Erdoğan Neden Sahada?
2023 seçim kampanyasının "erken" başladığının diğer bir göstergesi de Cumhurbaşkanı Erdoğan'ın sahaya inmesi ve seçimlerden bahsetmesi oldu. Gerçi salgın sebebiyle şehir gezilerini azaltan Erdoğan'ın, yaz ayları ile birlikte sahaya inmesini seçim gezileri olarak görmek tam doğru değil. Erdoğan'ın gezileri hem açılış hem yapılan hizmetleri anlatma hem de milletin tepkilerini ve taleplerini hissetme amaçlı. Cumhurbaşkanlığı sisteminin üç yıllık performansını ve değerlendirmesini sahada yapmak niyetinde.
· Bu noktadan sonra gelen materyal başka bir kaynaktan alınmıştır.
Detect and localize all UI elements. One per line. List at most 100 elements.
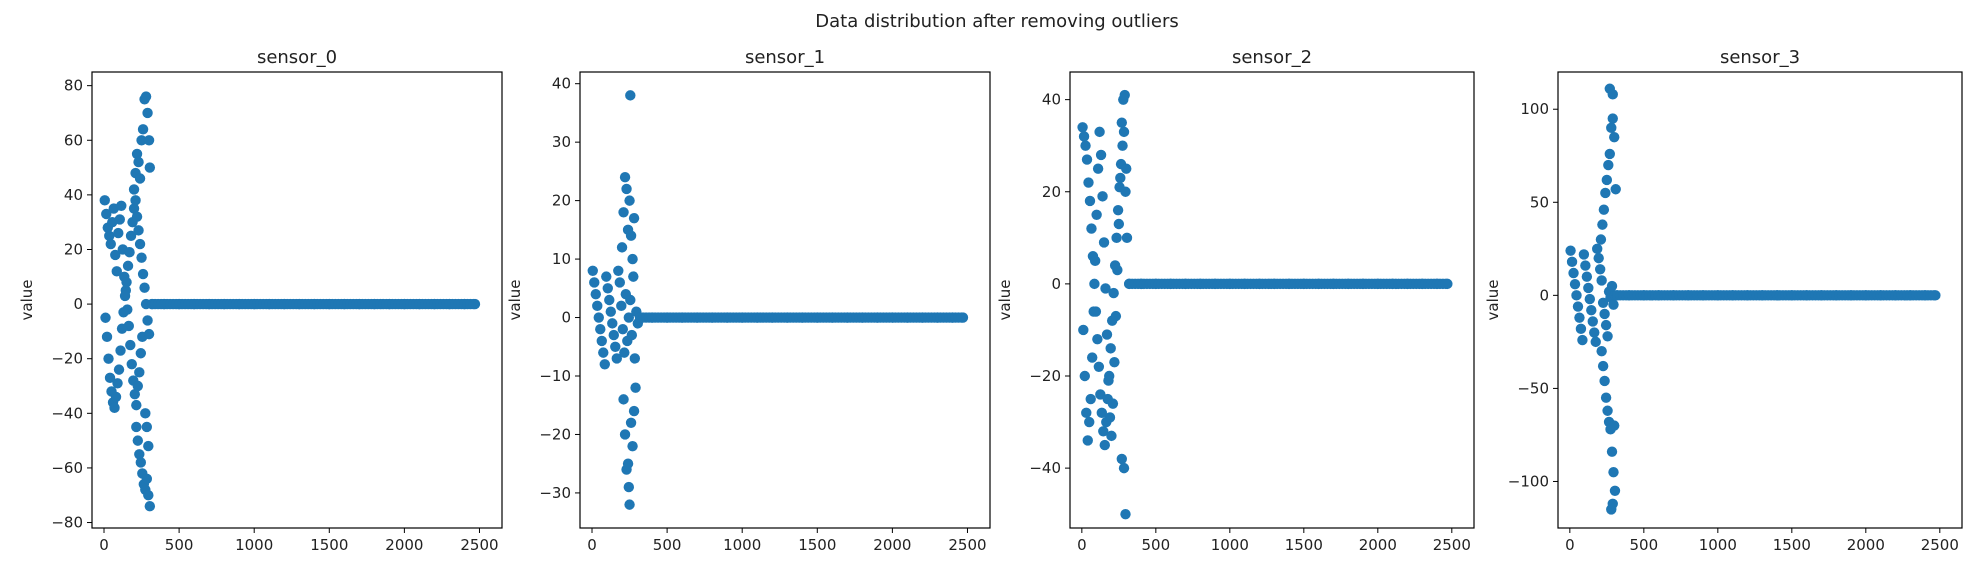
data-point	[1592, 243, 1603, 255]
data-point	[1089, 255, 1101, 267]
data-point	[133, 225, 144, 236]
data-point	[1595, 234, 1607, 245]
data-point	[139, 282, 150, 293]
data-point	[134, 449, 145, 460]
data-point	[614, 277, 625, 288]
data-point	[104, 372, 116, 384]
data-point	[131, 399, 142, 411]
y-tick-label: 0	[561, 309, 571, 327]
y-tick-label: −20	[1029, 367, 1061, 385]
data-point	[613, 265, 624, 276]
data-point	[1113, 218, 1125, 230]
data-point	[1568, 267, 1579, 279]
data-point	[596, 335, 607, 347]
data-point	[1606, 122, 1617, 134]
data-point	[1590, 336, 1601, 348]
data-point	[1084, 416, 1095, 428]
data-point	[103, 353, 114, 364]
x-tick-label: 500	[653, 536, 682, 554]
data-point	[619, 429, 631, 440]
data-point	[1584, 293, 1596, 305]
y-axis-label: value	[1484, 280, 1502, 321]
data-point	[1081, 154, 1093, 165]
data-point	[1602, 405, 1613, 416]
y-tick-label: −30	[539, 484, 571, 502]
data-point	[134, 367, 145, 378]
y-tick-label: −40	[1029, 459, 1061, 477]
data-point	[622, 458, 634, 469]
data-point	[1095, 389, 1106, 400]
data-point	[1092, 163, 1104, 174]
data-point	[1079, 370, 1090, 382]
data-point	[1097, 191, 1108, 202]
x-tick-label: 1500	[1285, 536, 1323, 554]
data-point	[118, 307, 129, 318]
data-point	[1108, 287, 1119, 299]
data-point	[587, 265, 598, 276]
data-point	[144, 500, 156, 512]
data-point	[1596, 345, 1607, 357]
data-point	[618, 207, 629, 218]
data-point	[1440, 278, 1452, 290]
data-point	[1110, 310, 1122, 322]
data-point	[124, 247, 135, 258]
data-point	[1093, 361, 1105, 372]
axes-frame	[1557, 71, 1963, 529]
data-point	[131, 211, 143, 222]
data-point	[1572, 301, 1584, 312]
data-point	[607, 318, 618, 329]
data-point	[1082, 435, 1093, 446]
data-point	[104, 230, 115, 242]
data-point	[625, 90, 636, 101]
data-point	[1095, 149, 1107, 161]
y-tick-label: −20	[539, 425, 571, 443]
data-point	[131, 148, 143, 160]
data-point	[143, 328, 155, 340]
data-point	[616, 242, 628, 253]
data-point	[1099, 439, 1110, 451]
data-point	[143, 135, 155, 146]
y-tick-label: −50	[1517, 379, 1549, 397]
x-tick-label: 1000	[235, 536, 273, 554]
data-point	[1081, 407, 1092, 419]
data-point	[1092, 333, 1103, 345]
data-point	[1597, 297, 1609, 308]
y-tick-label: 60	[64, 131, 83, 149]
data-point	[1118, 126, 1130, 138]
data-point	[1094, 126, 1105, 138]
data-point	[1103, 375, 1114, 386]
data-point	[1086, 223, 1097, 234]
data-point	[1083, 177, 1094, 188]
data-point	[134, 238, 146, 250]
data-point	[1609, 131, 1620, 143]
x-tick-label: 2500	[948, 536, 986, 554]
data-point	[1604, 148, 1615, 160]
data-point	[619, 347, 630, 358]
y-tick-label: 20	[1042, 183, 1061, 201]
data-point	[125, 230, 137, 242]
data-point	[142, 107, 153, 119]
x-tick-label: 0	[587, 536, 597, 554]
data-point	[1600, 392, 1612, 403]
data-point	[1607, 113, 1618, 124]
axes-frame	[1069, 71, 1475, 529]
data-point	[1120, 186, 1131, 197]
x-tick-label: 500	[1630, 536, 1659, 554]
data-point	[605, 306, 616, 317]
data-point	[1105, 343, 1116, 354]
data-point	[105, 238, 116, 250]
data-point	[1116, 117, 1127, 128]
data-point	[1098, 237, 1110, 248]
x-tick-label: 2500	[1921, 536, 1959, 554]
data-point	[137, 268, 149, 280]
data-point	[134, 173, 146, 184]
axes-frame	[579, 71, 991, 529]
data-point	[1594, 264, 1606, 275]
subplot-title: sensor_1	[745, 47, 825, 68]
data-point	[621, 183, 632, 195]
subplot-title: sensor_3	[1720, 47, 1800, 68]
data-point	[109, 402, 120, 414]
y-axis-label: value	[18, 280, 36, 321]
Bu gezilerle toplumun farklı kesimlerine hitap edecek mikro projeleri belirlemek istiyor. Elbette en önemlisi, AK Parti'yi iki yıllık bir seferberliğe başlatma arzusunda. Erdoğan için önümüzdeki iki yıl, seçmene ulaşan etkin icraat ile 2023 seçimlerinin kritik öneminin anlatıldığı bir dönem olacak.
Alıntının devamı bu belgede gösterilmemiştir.